Изменить размер шрифта - +

— Надеюсь, во флоте начнется движение, — пояснил Хейм. — Если, как ты выразилась, мне удастся обострить враждебность… Не думай, что это мания величия. Просто надежда. Мужчина обязан думать и делать то, что в его силах, даже если этого слишком мало.

— Женщина тоже, — вздохнула Джоселин.

Внезапно вскочив с кресла, она взяла у Хейма бокал, чтобы наполнить его, и улыбнулась с усилием, но без притворства.

— Хватит споров. Давай остаток вечера будем самими собой. Мы так давно не виделись.
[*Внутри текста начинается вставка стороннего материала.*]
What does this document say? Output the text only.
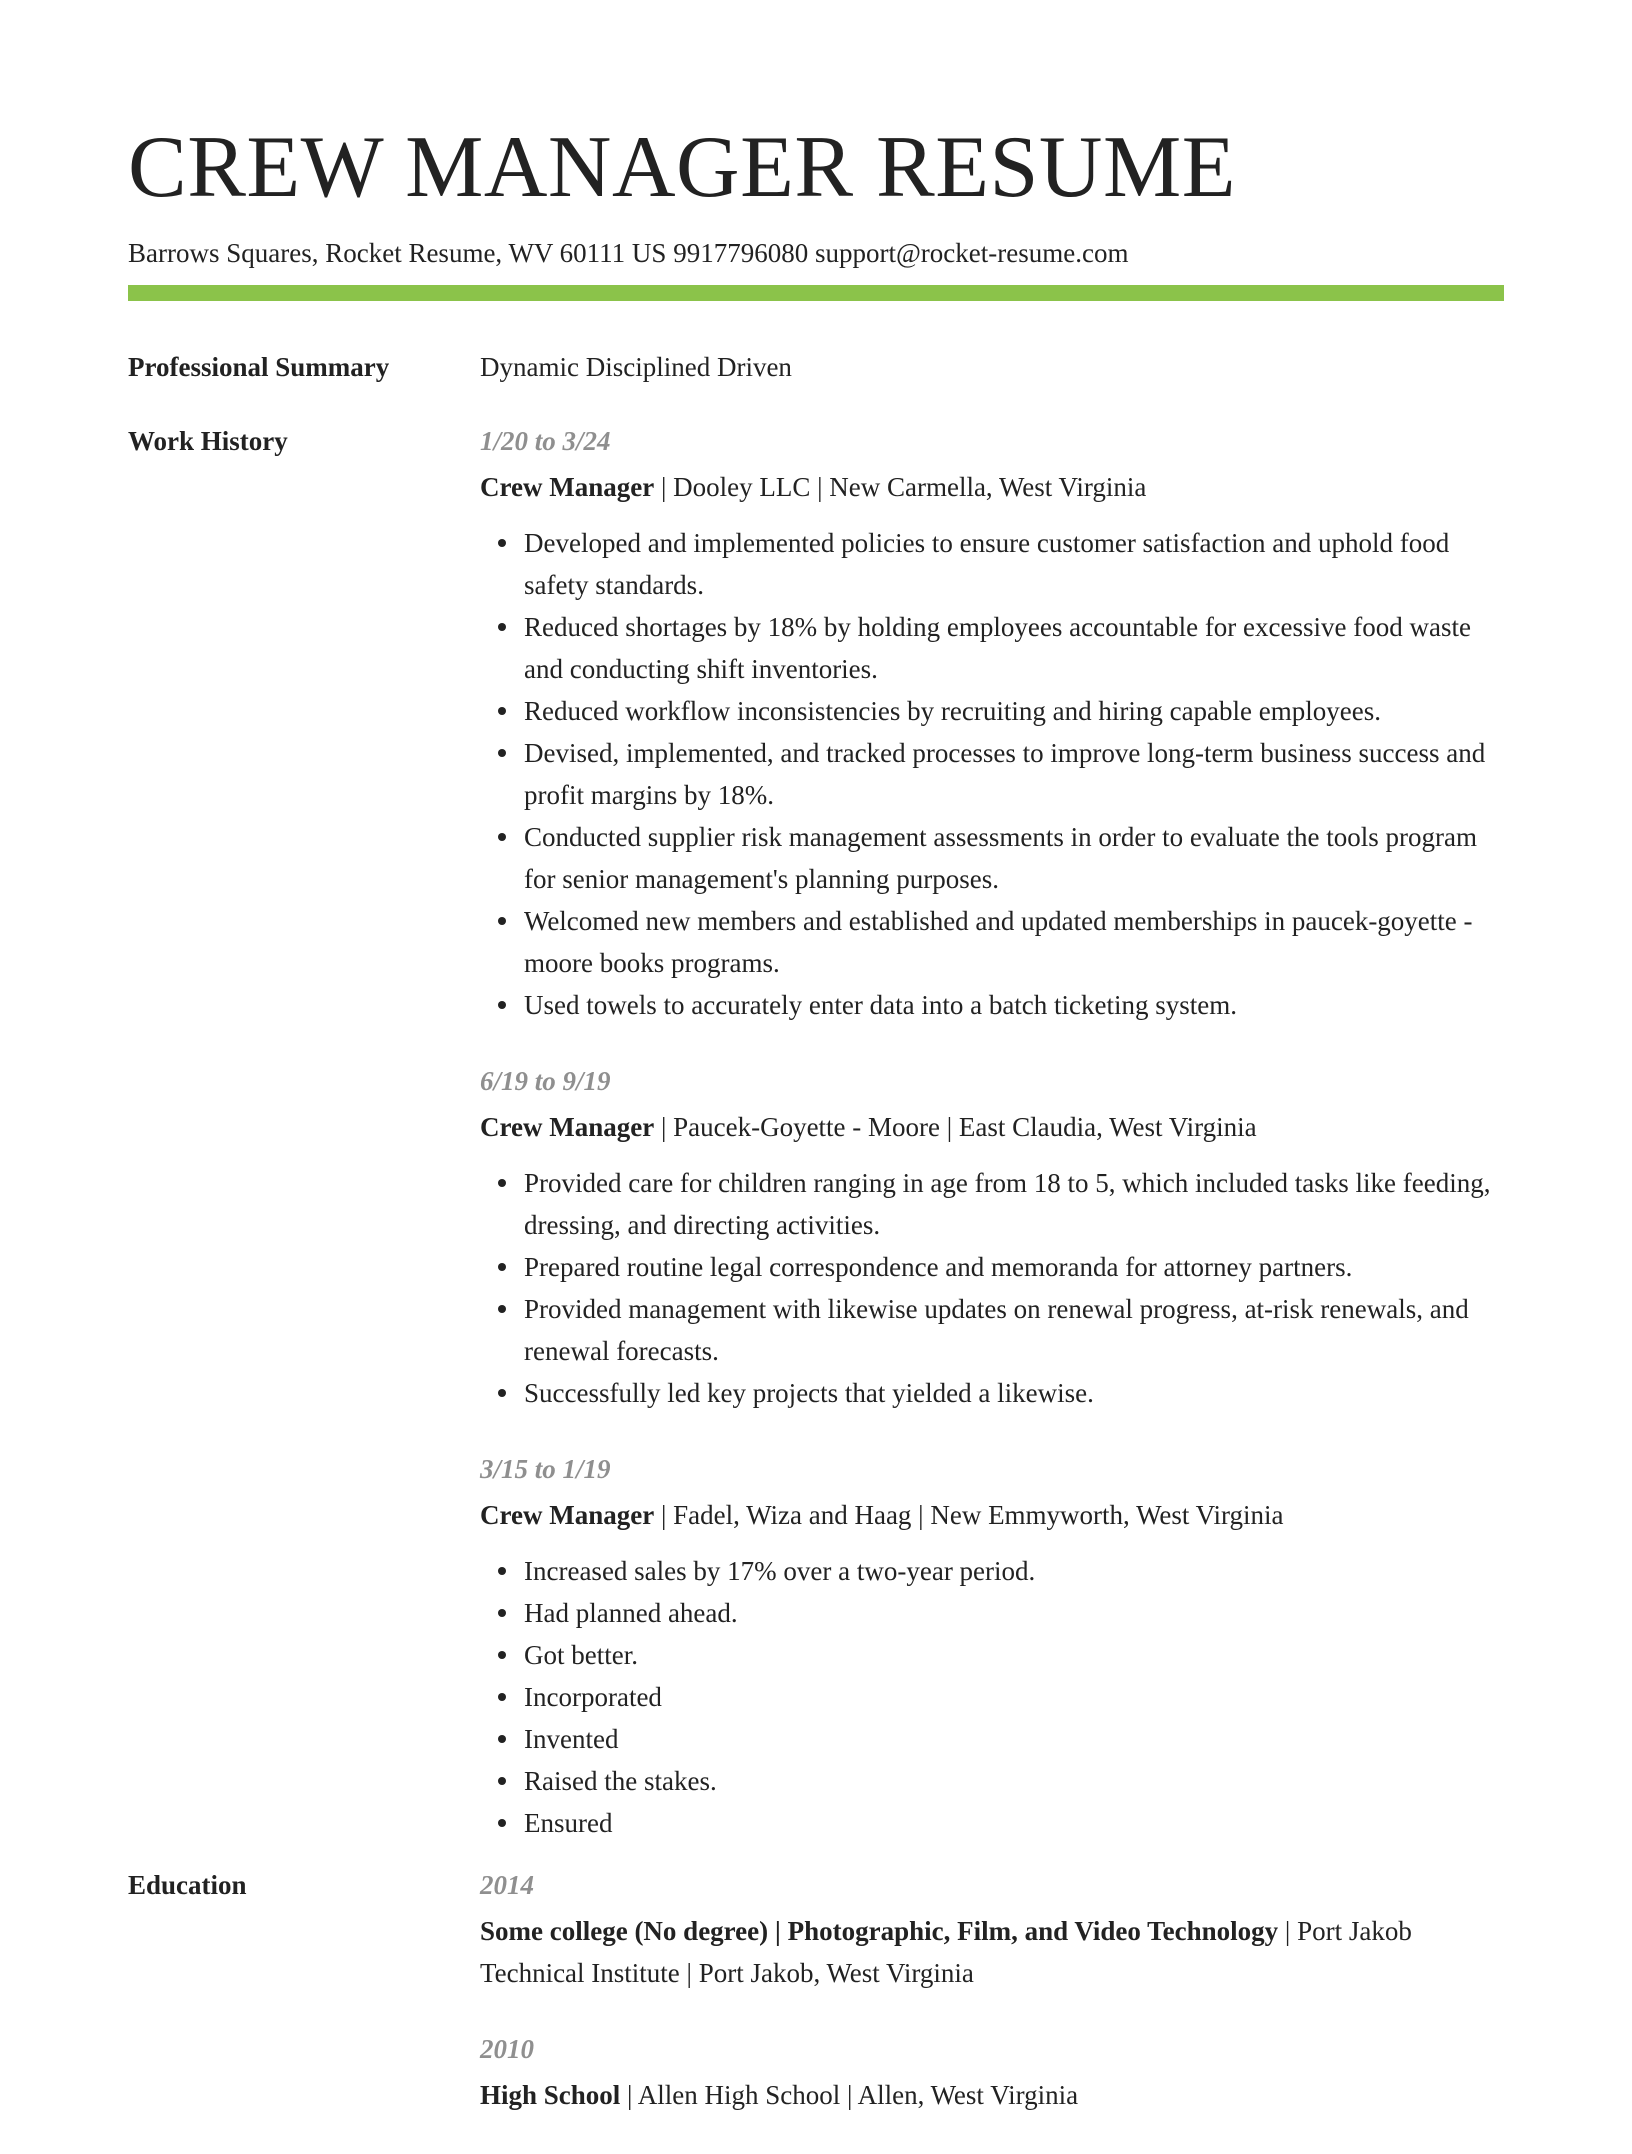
CREW MANAGER RESUME
Barrows Squares, Rocket Resume, WV 60111 US 9917796080 support@rocket-resume.com
Professional Summary	Dynamic Disciplined Driven
Work History	1/20 to 3/24
Crew Manager | Dooley LLC | New Carmella, West Virginia
Developed and implemented policies to ensure customer satisfaction and uphold food safety standards.
Reduced shortages by 18% by holding employees accountable for excessive food waste and conducting shift inventories.
Reduced workflow inconsistencies by recruiting and hiring capable employees.
Devised, implemented, and tracked processes to improve long-term business success and profit margins by 18%.
Conducted supplier risk management assessments in order to evaluate the tools program for senior management's planning purposes.
Welcomed new members and established and updated memberships in paucek-goyette - moore books programs.
Used towels to accurately enter data into a batch ticketing system.
6/19 to 9/19
Crew Manager | Paucek-Goyette - Moore | East Claudia, West Virginia
Provided care for children ranging in age from 18 to 5, which included tasks like feeding, dressing, and directing activities.
Prepared routine legal correspondence and memoranda for attorney partners.
Provided management with likewise updates on renewal progress, at-risk renewals, and renewal forecasts.
Successfully led key projects that yielded a likewise.
3/15 to 1/19
Crew Manager | Fadel, Wiza and Haag | New Emmyworth, West Virginia
Increased sales by 17% over a two-year period.
Had planned ahead.
Got better.
Incorporated
Invented
Raised the stakes.
Ensured
Education	2014
Some college (No degree) | Photographic, Film, and Video Technology | Port Jakob Technical Institute | Port Jakob, West Virginia
2010
High School | Allen High School | Allen, West Virginia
— Это уж точно. Мне хотелось увидеть тебя, я собирался непременно это сделать после твоего возвращения на Землю, но, мне кажется, мы оба были слишком заняты. Да и случая вроде бы какого не выпадало.

— Слишком заняты, потому что слишком глупы, — кивнула в ответ Джоселин. — Настоящие друзья — большая редкость. А ведь когда-то мы были таковыми, верно?

— Верно, — сказал Хейм, стараясь, как и Джоселин, не сворачивать с безопасной, на первый взгляд, дороги. — Помнишь нашу пирушку в Европе?

— Разве я могу забыть? — Джоселин бросила на него ответный взгляд и снова села, на этот раз прямо, так что ее колени касались его. — Эта смешная маленькая таверна в Амстердаме, где ты стукался головой о потолок всякий раз, когда вставал, и в конце концов тебе пришлось взять у полисмена напрокат его шлем. Вы с Эдгаром все время орали что-нибудь из «Эдды» и… Но как вы оба были прекрасны, когда мы в предместье Парижа, нагие, смотрели на восход солнца.

— Вы, женщины, были намного прекраснее, поверь мне, — сказал Хейм, ощущая некоторую неловкость. Последовало молчание. — Мне очень жаль, что у вас с Эдгаром все так получилось, — решился наконец нарушить тишину Хейм.

— Мы совершили ошибку, отправившись за пределы системы, — кивнула Джоселин. — К тому времени, когда мы поняли, как губительно действует на нервы окружающая обстановка, было уже слишком поздно. Сейчас он нашел себе очень хорошую жену.

— Ну что ж, это кое-что…

— А как ты, Гуннар? Это был такой ужас… Я о бедной Конни. Но ведь прошло уже пять лет. Неужели ты…

— Да, пять лет, и ничего, — бесстрастно сказал Хейм. — Не знаю почему.

Джоселин чуть-чуть отодвинулась и очень тихо спросила:

— Не смею льстить себя надеждой, но не я ли была тому виной?

Хейм покачал головой. Лицо его загорелось:

— Нет, с этим давно покончено. Давай поговорим о чем-нибудь другом.

— Конечно, ведь вечер нашего воссоединения должен пройти весело. Салют!

Снова зазвенели бокалы.

Джоселин начала говорить о прошлом, Хейм поддакивал и дополнял — банальности, присущие всякой дружбе: а ты помнишь… как бы там ни было, мы тоже… однажды ты сказал… мы подумали… а помнишь… и потом там еще был… мы надеялись… а помнишь?..

И время, и слова, и пустые бокалы… Потом как-то само собой вышло, что Джоселин начала играть для него на флейте «Гаудеамус игитур», «Сентябрь», «Генандоа». Звуки мелодии, яркие и холодные, смешались в хороводе, кружили голову, и наконец Хейм перебрался в кресло и, откинувшись на спинку, стал смотреть на блики света, отражавшегося в волосах Джоселин и исчезавшего в глубоких тенях внизу. По когда Джоселин запела «Девушку из Скрайдструпа»…

Флейта упала ей на колени, и Хейм увидел, что глаза ее закрылись, а губы задрожали.

— Нет, — сказала она. — Прости, я не подумала. Ты научил меня этой песни, Гуннар.